Prince Mohammed has accumulated power since his father’s ascension to the throne last year. He became defense minister and soon after launched a military campaign in Yemen. He also chairs the top economic planning body and the council that has authority over the kingdom’s giant state-owned oil company.
Although oil officials and OPEC watchers almost unanimously point towards the politicization of Saudi oil policy, there could be other reasons behind Prince Mohammed’s stance on Iran.

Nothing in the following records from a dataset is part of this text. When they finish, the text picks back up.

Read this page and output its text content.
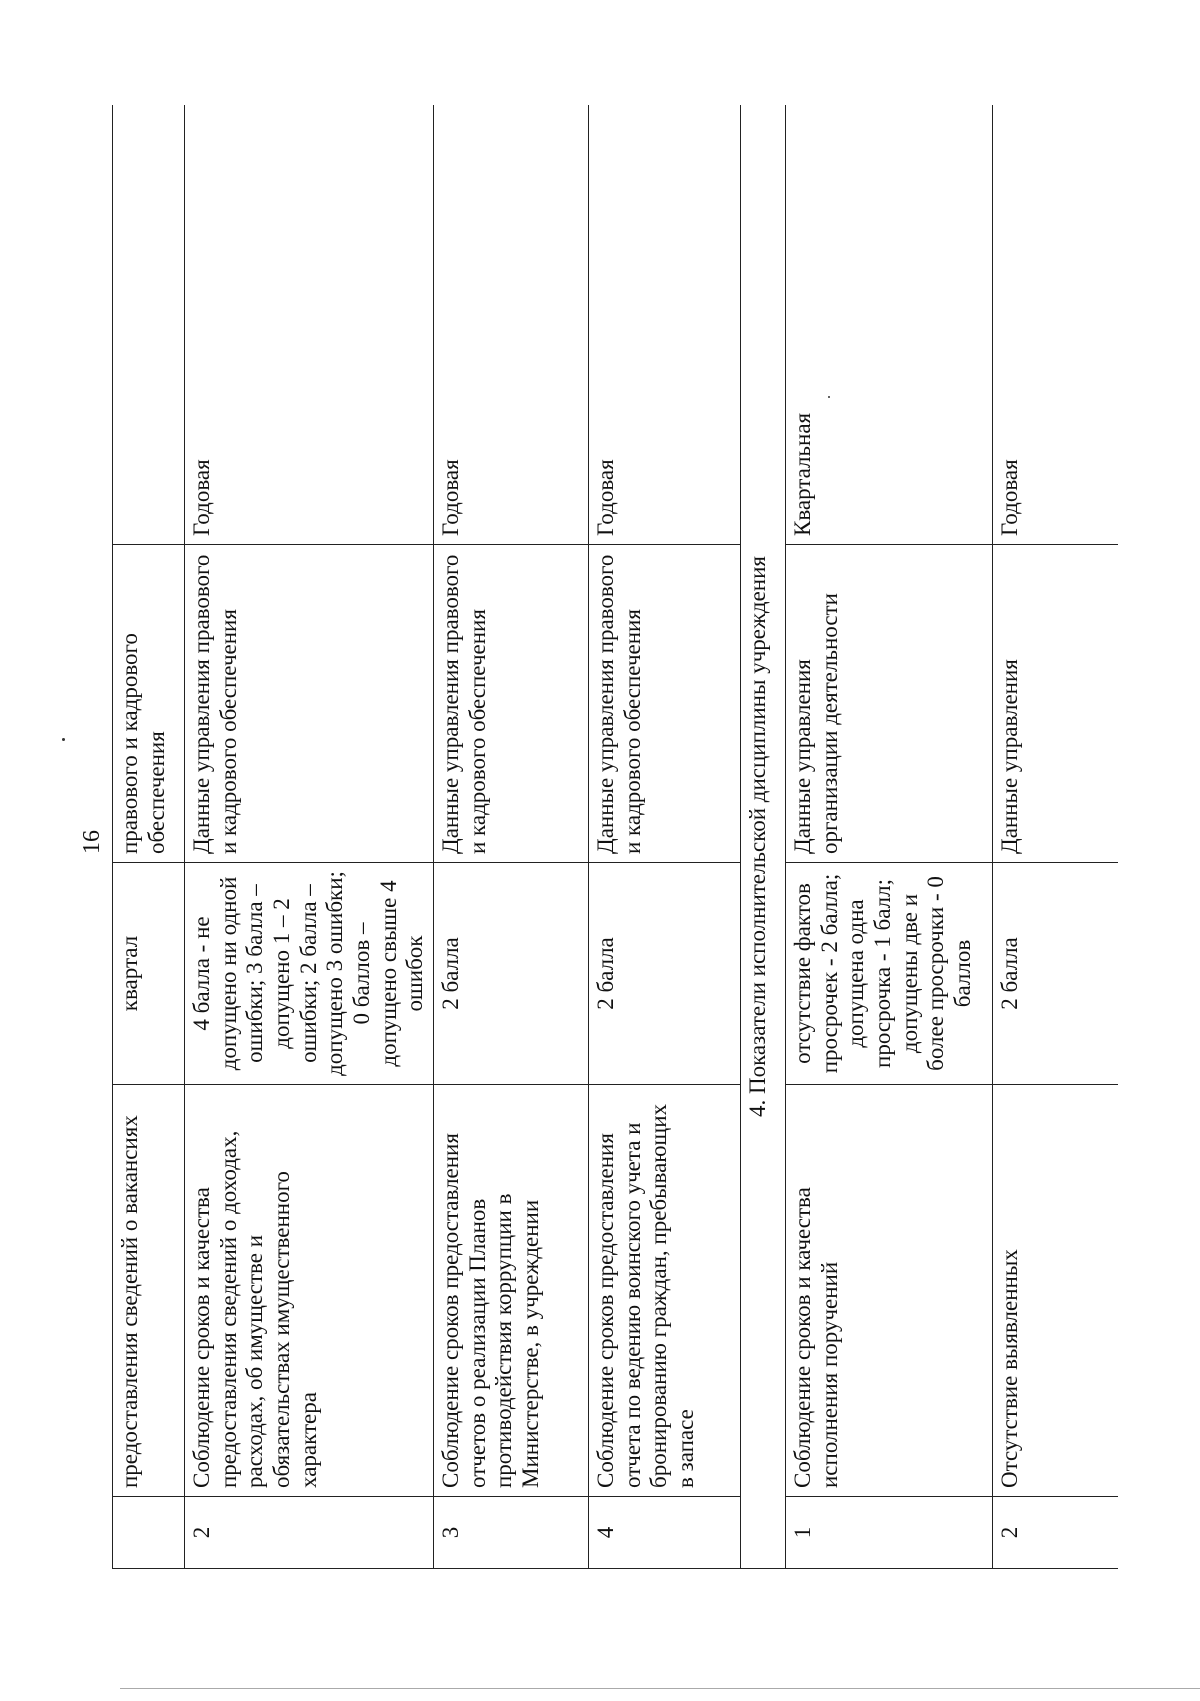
16
	предоставления сведений о вакансиях	квартал	правового и кадрового обеспечения	
2	Соблюдение сроков и качества предоставления сведений о доходах, расходах, об имуществе и обязательствах имущественного характера	4 балла - не допущено ни одной ошибки; 3 балла – допущено 1 – 2 ошибки; 2 балла – допущено 3 ошибки; 0 баллов – допущено свыше 4 ошибок	Данные управления правового и кадрового обеспечения	Годовая
3	Соблюдение сроков предоставления отчетов о реализации Планов противодействия коррупции в Министерстве, в учреждении	2 балла	Данные управления правового и кадрового обеспечения	Годовая
4	Соблюдение сроков предоставления отчета по ведению воинского учета и бронированию граждан, пребывающих в запасе	2 балла	Данные управления правового и кадрового обеспечения	Годовая
4. Показатели исполнительской дисциплины учреждения				
1	Соблюдение сроков и качества исполнения поручений	отсутствие фактов просрочек - 2 балла; допущена одна просрочка - 1 балл; допущены две и более просрочки - 0 баллов	Данные управления организации деятельности	Квартальная
2	Отсутствие выявленных	2 балла	Данные управления	Годовая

One is protecting Saudi Arabia’s oil-market share, which could be eroded if it froze production as Iran increased exports following the removal of sanction in January. The other is avoiding a sharp increase in oil prices, which could throw a lifeline to rival suppliers in the U.S. and also slow down the kingdom’s agenda of domestic reforms.
"We don’t care about oil prices,” Prince Mohammed told Bloomberg last week. “$30 or $70, they are all the same to us. We have our own programs that don’t need high oil prices."
The unanswered question is: Why did Saudi oil officials negotiate for weeks on a draft accord for Doha, giving the impression that a deal was possible even without Iran?
One suggestion is that Riyadh tried to use the Doha meeting to force Russia, an ally of Iran, to choose between higher oil prices and supporting Tehran. In that thesis, Al-Naimi played the role of good cop, with Prince Mohammed acting as the bad cop. Another theory is that Prince Mohammed made an eleventh-hour intervention, forcing his team, led by Al-Naimi, into an U-turn, with the same objective: hurt Iran.
"Ultimately, Saudi oil policy has become extremely politicized," said Amrita Sen, chief oil analyst at Energy Aspects Ltd., a London-based consultant.